Spring 2015 brought the announcement of the off Broadway theatre production Lazarus, a collaboration between Bowie and renowned playwright Enda Walsh, to be directed by Ivo Van Hove. Lazarus is inspired by the novel The Man Who Fell To Earth by Walter Tevis, and centers on the character of Thomas Newton, famously portrayed by Bowie in the 1976 screen adaptation. It will feature new Bowie songs alongside fresh arrangements of music from his back catalogue.

On October 25, 2015 it was confirmed that ★ (pronounced “Blackstar”) would be the title of David Bowie’s 28th album, to be released on David’s 69th birthday, January 8, 2016. The album’s titular 10-minute opener was released as a single on November 20, 2015 accompanied by the premiere of a short film directed by Johan Renck (which went on to win Best Art Direction at the 2016 MTV VMAs).
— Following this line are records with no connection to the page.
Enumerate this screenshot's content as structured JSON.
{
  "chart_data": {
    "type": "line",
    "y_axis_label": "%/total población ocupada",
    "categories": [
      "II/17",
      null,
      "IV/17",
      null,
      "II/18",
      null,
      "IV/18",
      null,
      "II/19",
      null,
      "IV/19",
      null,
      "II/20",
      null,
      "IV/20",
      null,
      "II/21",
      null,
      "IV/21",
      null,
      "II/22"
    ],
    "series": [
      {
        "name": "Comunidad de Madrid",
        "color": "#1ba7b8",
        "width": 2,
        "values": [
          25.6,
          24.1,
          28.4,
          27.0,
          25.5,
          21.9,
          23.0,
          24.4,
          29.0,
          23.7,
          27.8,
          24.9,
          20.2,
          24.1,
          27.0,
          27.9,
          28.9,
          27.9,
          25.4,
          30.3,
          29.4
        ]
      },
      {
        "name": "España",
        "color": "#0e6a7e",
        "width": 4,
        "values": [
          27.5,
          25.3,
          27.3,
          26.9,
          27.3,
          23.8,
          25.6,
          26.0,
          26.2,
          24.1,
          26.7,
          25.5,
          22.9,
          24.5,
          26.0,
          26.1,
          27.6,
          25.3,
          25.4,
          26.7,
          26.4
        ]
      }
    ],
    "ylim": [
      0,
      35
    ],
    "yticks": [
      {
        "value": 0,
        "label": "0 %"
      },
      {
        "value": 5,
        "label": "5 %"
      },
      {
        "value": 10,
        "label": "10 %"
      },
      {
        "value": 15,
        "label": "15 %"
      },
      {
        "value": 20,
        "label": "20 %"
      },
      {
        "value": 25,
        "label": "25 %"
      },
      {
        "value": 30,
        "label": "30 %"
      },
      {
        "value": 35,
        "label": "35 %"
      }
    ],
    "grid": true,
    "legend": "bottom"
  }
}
A second single, “Lazarus,” followed on December 18, 2015, along with another Renck-directed video.

 ★ was released to overwhelming acclaim, garnering many of the best critical notices of Bowie’s entire career. The album was his first to hit #1 in the U.S., and topped the charts in more than 20 countries. ★ closer “I Can’t Give Anything Away” was released April 6 as a third single. An animated interpretation of the song by the album’s designer Jonathan Barnbrook was unveiled the same day.

 On January 10, 2016, David Bowie died peacefully surrounded by his family after a courageous 18-month battle with cancer. His body of work, multi-generational influence and legacy of fearless innovation and endless reinvention will live on forever.